I once ran into laypeople, who were able to understand what a modulus was – so that the output of a series of computations would never equal or exceed that modulus – and who were able to understand what the exponent function is, but who were incredulous, when I told them that it was possible to compute the result of raising a 2048-bit number, to a 2048-bit exponent, on the basis that the result only needs to fit inside a 2048-bit modulus.

I believe that the most common way in which this is done, is based on the assumption that two 2048-bit numbers can be multiplied, and the result brought back down to a 2048-bit modulus. This notion can be extended, to mean that a 2048-bit number can also be squared, and the result written in the 2048-bit modulus…

Well to achieve the exponent-function, one needs a base-register, an accumulator-register, and the exponent. The accumulator is initialized to the value (1).

If the exponent has 2048 bits, then the operation can be repeated 2048 times:

- Square the value in the accumulator.
- Left-Shift the Most-Significant Bit of the Exponent out, into a bit-register that can be examined.
- If that bit-register is equal to (1) and not (0), multiply the base-register into the accumulator an extra time.

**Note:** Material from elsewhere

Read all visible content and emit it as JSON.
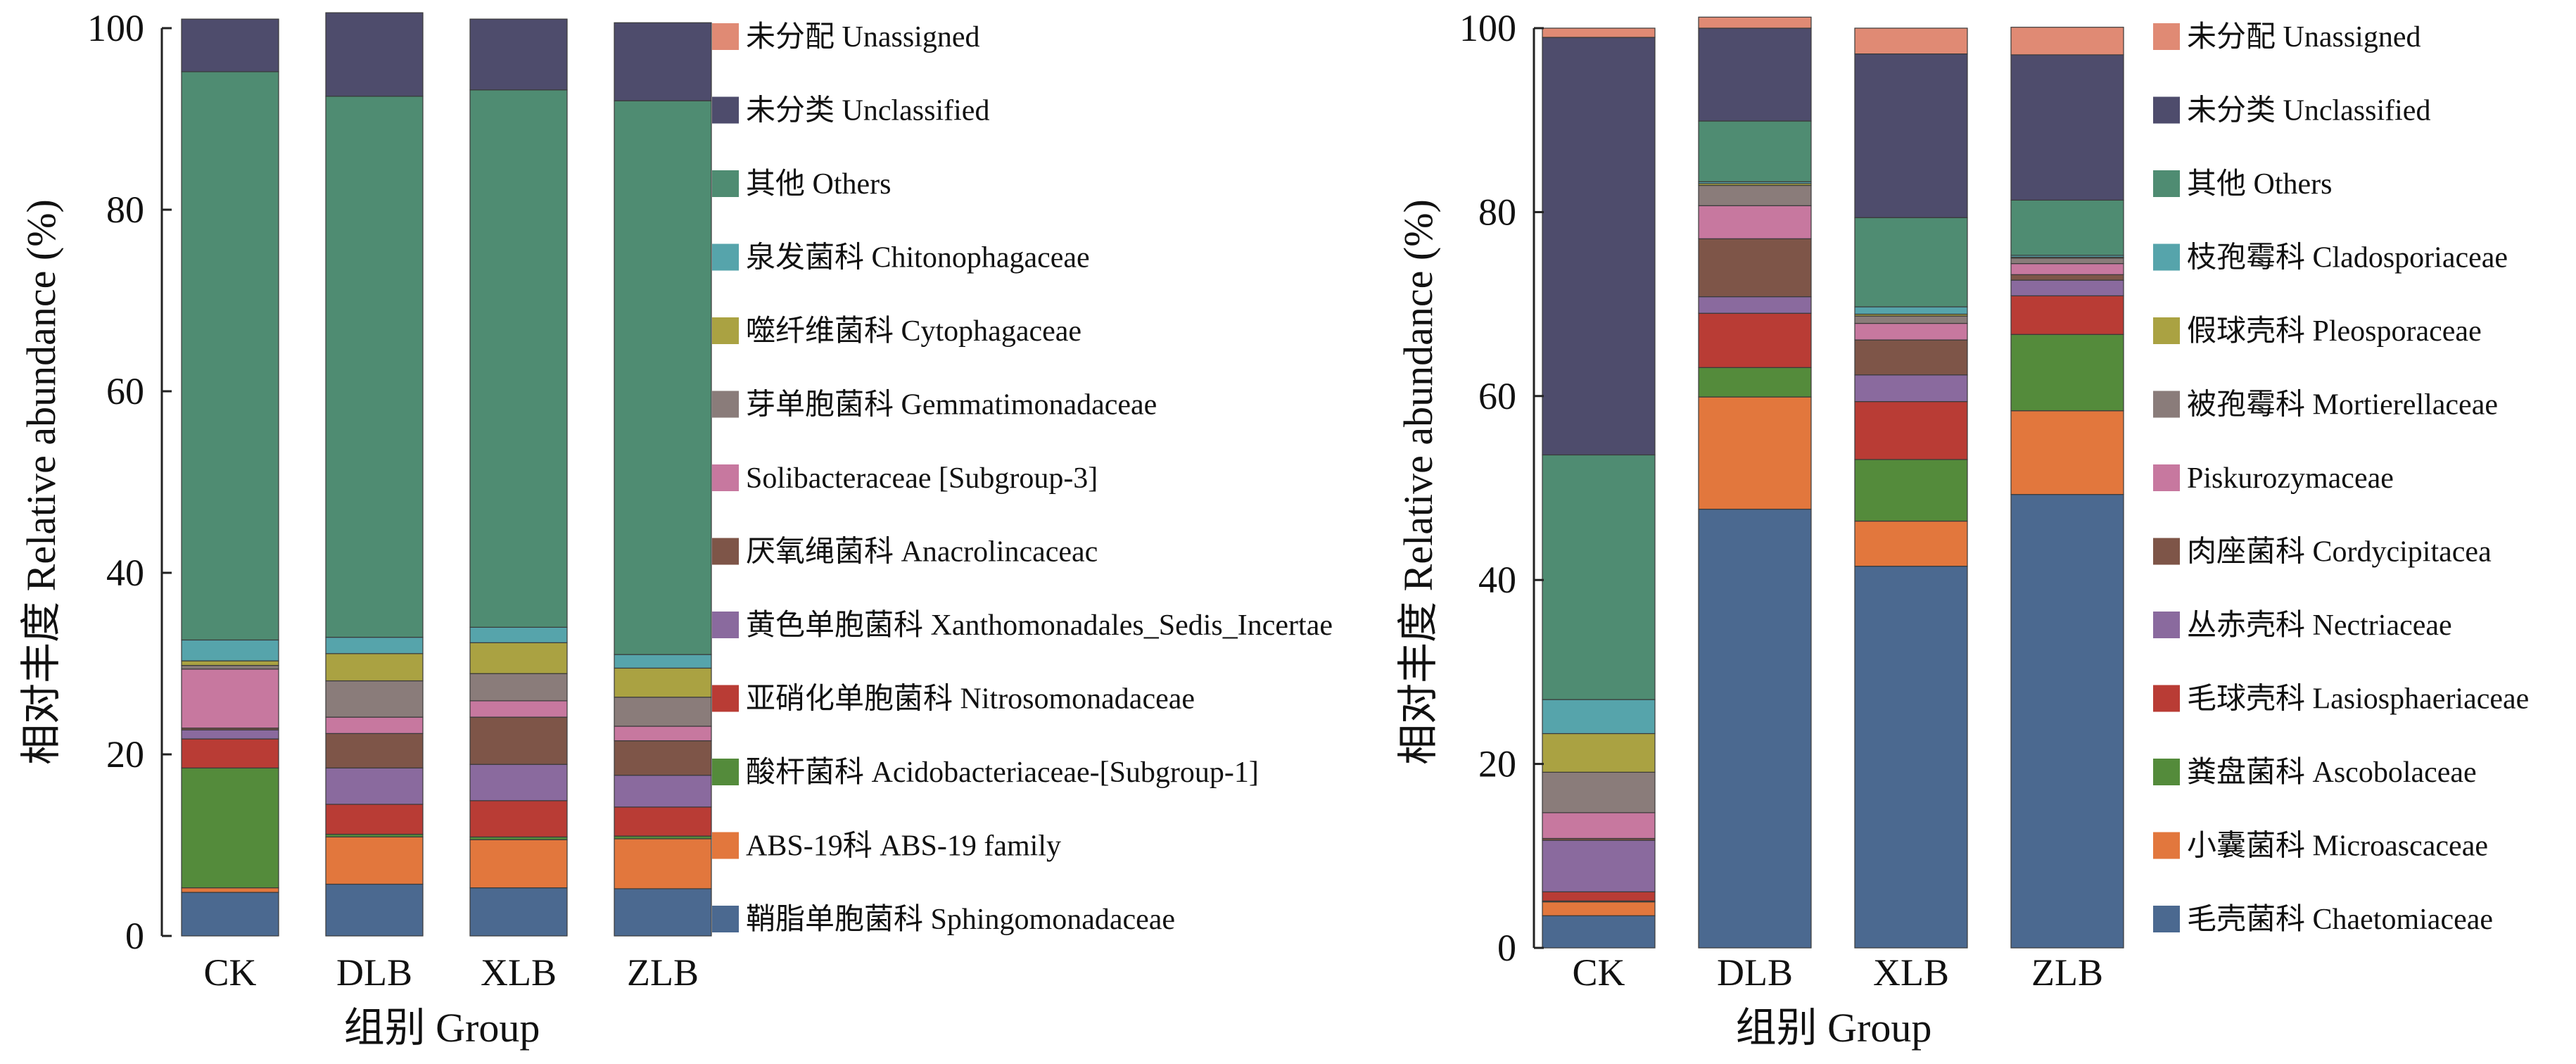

Because the Most-Significant Bit of the Exponent was shifted out first, its being (1) would mean that the value in the Accumulator was multiplied by the Base earlier, so that this exponent of the Base will also be squared, as a factor of the Accumulator, by the highest number of iterations, thus effectively raising the Base to the power of 1, 2, 4, 8, 16, 32, … 2^2047 , in combinations.

(Update 09/10/2018, 7h45 : )

I am well aware of the fact, that when Step 1 above is executed for the first time, it has no effect. In fact, depending on how many most-significant zeroes the exponent has, this could even repeat itself. One way in which this ‘waste’ of CPU cycles can be removed, is by changing Step 1 above to read:

*If the value in the accumulator is Greater Than 1*, square it.

But the problems with such a supposed ‘optimization’ when performed with a 2048-bit exponent would be, that the value in the accumulator needs to be compared with (1), 2048 times, and as long as the accumulator also has 2048 bits, depending on how it’s being stored, that each comparison needs to go through the entire accumulator. If we could assume that only a few most-significant bits in the exponent are in fact zeroes, such an optimization might actually slow the loop down.

(Updated 09/15/2018, 12h50 : )

IF the reader needs to *implement* this type of exponentiation based on an arbitrary-precision integer library, and on the assumption that the exponent may have an arbitrary length – i.e. be 17 bits long as easily as 2048 bits long, then the first variable to take into account would be, whether the arbitrary-precision integer library is applying the approach, to make the least-significant bits the first word linked to, such that a linked list would lead to the progressively more-significant bits indirectly. This could be seen as kind of an equivalent, to Little-Endian representation, except that it would exist with linked lists, instead of with contiguous bytes, that would form a fixed-length field.

If this is the case, the organization of an integer as a linked list is not optimal, for exponentiation. In such a case, primitive operations on the linked list would be helpful, that break it down into a least-significant word first, followed by the more-significant words. This operation would be Mathematically equivalent, to dividing by ( 2^(Word-Size) ), and additionally forming the remainder. However, to make this operation speedy, it is best implemented as a C or a C++ subroutine, even if the arbitrary-precision integer library exposes purely Mathematical operations, as an API.

If instead the application programmer is only able to access purely Mathematical operations from such a library, then another approach would be, first to count how many bits long the exponent is, let’s say by halving it repeatedly until we get zero. And while doing so, it’s also possible to construct a number, the bits of which are simply the bits of the exponent reversed.

If the library exposes functions that determine the quotient and remainder, of dividing by ( 2^(Word-Size) ), then the application programmer can do so first, and devise a subroutine, which only elects to exponentiate a base, with ( E < 2^(Word-Size) ). In that case, exponentiation by an arbitrary-length exponent, can be composited out of numerous operations to perform this smaller exponentiation ‘by chunks’. And again, *the exponentiation would start with the most-significant chunk*.

If we can’t do *this*, then an arbitrary-precision integer library can also test the least-significant bit repeatedly, as it halves the resulting, derived integer. But there would be a considerable performance penalty in doing that, if the API operation to divide a 2048-bit number by 2, has not also been optimized, to arrive solely at a remainder, *in less than Asymptotic Time*.

Dirk